La raccolta documenta due stagioni di Fortini, quella dal 1947 al 1963 e quella dal 1978 al 1983. Più ricca la pesca dal secondo periodo, dato che nel primo non esisteva un vero contratto tra Fortini e l’editore, o meglio, un contratto ci fu anche, e riguardava la direzione della Piccola Biblioteca Einaudi, ma poi il nostro rassegnò le dimissioni causa conflitti legati alla sua visione editoriale, troppo debitrice, secondo i detrattori, della collana “Quoi sais-je?” di Presses Universitaires de France, reo, Fortini, di un eccessivo enciclopedismo – avergli affiancato Franco Lucentini non servì a molto, i due lavorarono insieme una manciata di settimane. Il secondo periodo è certamente più fitto ed è proprio qui che si colloca la collaborazione dei sopracitati. Scopo del lavoro, “occupare uno spazio vergine del mercato letterario, potenzialmente proficuo”. Ne venne la serie dei “Nuovi poeti italiani”, una collana che guardava a un nuovo tipo di lettore “che non solo legge ma scrive”, del resto il numero dei dattiloscritti che arrivavano in casa editrice stava crescendo esponenzialmente e se mai vi chiederete quando tutto è cominciato, ecco la risposta: 1978. Fortini tagliò lo spazio all’ennesima rivista: l’idea era proprio di non farla. “Rischieremmo di metter su un fastidiosissimo e pericolosissimo allevamento di pulci liriche”. Ma tuffandosi tra le righe nei suoi “referti” e trasformandoli in utili prescrizioni per chi scrive e per chi legge (e sì, un po’ anche per chi pubblica), ecco che sì, è proprio il caso di prendere qualche appunto.
 

Qualche esempio? Saggio di traduzione di Amedeo Giacomini, François Villon, Le testament. E Fortini: “Siamo alle solite. Questo giovane cugino di Pasolini crede Villon un poeta facile.
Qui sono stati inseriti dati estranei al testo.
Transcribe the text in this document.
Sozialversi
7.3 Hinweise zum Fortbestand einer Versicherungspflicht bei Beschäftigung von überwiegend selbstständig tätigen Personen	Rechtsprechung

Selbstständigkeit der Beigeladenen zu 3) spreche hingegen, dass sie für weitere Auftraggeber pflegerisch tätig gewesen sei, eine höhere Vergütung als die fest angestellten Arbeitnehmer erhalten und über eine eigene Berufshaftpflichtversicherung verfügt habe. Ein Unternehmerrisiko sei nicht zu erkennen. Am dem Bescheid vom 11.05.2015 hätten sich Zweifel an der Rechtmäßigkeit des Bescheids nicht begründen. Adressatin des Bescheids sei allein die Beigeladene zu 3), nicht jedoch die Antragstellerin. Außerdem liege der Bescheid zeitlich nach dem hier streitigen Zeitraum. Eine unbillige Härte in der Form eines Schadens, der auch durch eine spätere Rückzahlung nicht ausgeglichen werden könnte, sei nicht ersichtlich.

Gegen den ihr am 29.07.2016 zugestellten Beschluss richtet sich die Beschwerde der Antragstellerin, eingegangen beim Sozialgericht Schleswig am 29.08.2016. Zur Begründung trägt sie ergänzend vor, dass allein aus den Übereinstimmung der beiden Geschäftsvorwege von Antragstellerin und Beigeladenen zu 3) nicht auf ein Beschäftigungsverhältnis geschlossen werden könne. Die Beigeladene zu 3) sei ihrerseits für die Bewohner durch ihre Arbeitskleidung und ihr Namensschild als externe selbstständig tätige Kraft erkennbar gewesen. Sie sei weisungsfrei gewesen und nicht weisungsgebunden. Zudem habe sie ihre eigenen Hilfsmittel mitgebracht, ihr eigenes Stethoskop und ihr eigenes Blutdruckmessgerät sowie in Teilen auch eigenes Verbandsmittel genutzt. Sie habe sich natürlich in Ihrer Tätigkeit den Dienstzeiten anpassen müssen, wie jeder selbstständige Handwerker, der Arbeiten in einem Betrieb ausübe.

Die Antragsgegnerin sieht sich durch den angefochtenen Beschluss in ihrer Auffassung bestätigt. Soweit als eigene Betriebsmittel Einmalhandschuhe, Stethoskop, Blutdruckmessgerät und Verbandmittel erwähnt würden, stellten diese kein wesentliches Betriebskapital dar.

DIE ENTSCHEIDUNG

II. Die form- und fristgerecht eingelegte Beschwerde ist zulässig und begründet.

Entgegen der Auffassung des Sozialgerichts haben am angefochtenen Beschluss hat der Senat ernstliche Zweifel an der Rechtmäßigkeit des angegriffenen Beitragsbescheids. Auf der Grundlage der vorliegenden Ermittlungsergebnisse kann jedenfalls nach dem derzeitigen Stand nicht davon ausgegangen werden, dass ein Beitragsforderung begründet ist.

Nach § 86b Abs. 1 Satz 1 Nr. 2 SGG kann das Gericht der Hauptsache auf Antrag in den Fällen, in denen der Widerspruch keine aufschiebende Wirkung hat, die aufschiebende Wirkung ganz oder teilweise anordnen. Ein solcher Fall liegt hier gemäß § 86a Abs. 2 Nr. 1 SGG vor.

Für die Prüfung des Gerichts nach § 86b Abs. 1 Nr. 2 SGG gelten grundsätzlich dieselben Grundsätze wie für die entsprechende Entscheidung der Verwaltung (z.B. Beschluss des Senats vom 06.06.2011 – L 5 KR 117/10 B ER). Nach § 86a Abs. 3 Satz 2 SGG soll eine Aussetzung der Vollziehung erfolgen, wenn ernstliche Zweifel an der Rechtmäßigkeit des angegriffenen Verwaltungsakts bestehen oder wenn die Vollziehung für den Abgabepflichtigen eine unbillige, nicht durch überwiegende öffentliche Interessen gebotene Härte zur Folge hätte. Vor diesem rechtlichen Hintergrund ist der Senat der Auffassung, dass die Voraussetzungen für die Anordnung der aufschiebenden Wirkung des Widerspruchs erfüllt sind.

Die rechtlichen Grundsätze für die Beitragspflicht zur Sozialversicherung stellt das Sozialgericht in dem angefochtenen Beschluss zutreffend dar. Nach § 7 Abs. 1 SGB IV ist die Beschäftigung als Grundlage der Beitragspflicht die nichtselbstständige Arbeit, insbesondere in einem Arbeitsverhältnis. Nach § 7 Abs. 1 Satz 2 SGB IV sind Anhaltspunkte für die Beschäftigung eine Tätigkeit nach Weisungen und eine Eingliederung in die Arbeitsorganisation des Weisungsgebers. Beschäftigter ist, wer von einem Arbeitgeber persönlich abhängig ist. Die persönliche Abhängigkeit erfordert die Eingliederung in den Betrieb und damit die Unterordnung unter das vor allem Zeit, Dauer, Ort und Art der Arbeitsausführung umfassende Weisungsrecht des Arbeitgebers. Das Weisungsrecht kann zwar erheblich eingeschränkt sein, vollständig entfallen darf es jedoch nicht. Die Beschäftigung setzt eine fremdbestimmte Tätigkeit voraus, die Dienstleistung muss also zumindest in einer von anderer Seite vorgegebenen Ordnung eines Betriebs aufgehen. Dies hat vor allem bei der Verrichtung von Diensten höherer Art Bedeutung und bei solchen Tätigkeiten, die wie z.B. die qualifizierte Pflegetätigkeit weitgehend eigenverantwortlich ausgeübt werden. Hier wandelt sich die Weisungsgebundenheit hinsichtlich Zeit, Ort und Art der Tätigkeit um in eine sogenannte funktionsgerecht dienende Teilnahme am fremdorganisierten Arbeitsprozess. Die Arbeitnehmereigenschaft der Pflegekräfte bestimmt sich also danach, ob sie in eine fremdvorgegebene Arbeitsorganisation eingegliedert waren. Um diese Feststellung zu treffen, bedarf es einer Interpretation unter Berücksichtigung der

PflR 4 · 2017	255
E traduce il candore in anemia”. Adolfo Bioy Casares, L’invenzione di Morel: un racconto che è “l’ultimo mito letterario degno di essere letto e commentato da Freud, ma il titolo è moscio”. Segue profezia: occhio, “tema formidabile per un film” – lo faranno nel 1974. Gianni Celati, Lunario del paradiso: molto divertente ma monotono, con un certo “verismo vernacolare” che affiora sotto l’aria “svampita del resoconto”. Il vero limite del racconto, che pur Fortini mostra di apprezzare, è “il suo carattere di monologo per maschera, tutto recitato”. Conclusione? “Ridurre della metà”. Eudora Welty? “Un’onesta intelligenza letteraria, nulla di più.” Georges Perec, La vita, istruzioni per l’uso: “Irrespirabile. Il sogno supremo di essere più intelligente del compagno di banco. Divertente, iettatorio, noiosissimo. Kitsch come il titolo. Contributo alla creazione di sottoletteratura. Con tutto questo, il mio parere è sì”. Di altre opere, scriveva cose come: “Una stoppa faticosa di personaggi-ombra e di vicende che servono solo da supporto” e “dolorosità molto giovanile”. Di un autore: “Radicalmente bischero. Si destini (se si spiccia) al giornalismo (settimanali alla buona)”. “Non un libro cattivo, ma un libro troppo fatto” – era Adamo risorto di Yoram Kaniuk.
 

Impagabili certe sintesi: “Vedovo inconsolabile di giovane moglie crede ritrovarla in affascinante angelico giovanetto ma finisce alcolizzato e apre il gas. La scrittura non raggiunge la dignità della biblioteca rosa”. E snocciola tre frasi indifendibili: “C’erano dolcezza e ironia in quella voce”, “la gola gli si era chiusa in una morsa”, “il gelo sciabolava la sua schiena”. Quante volte vi è capitato di leggerle? Solo mille?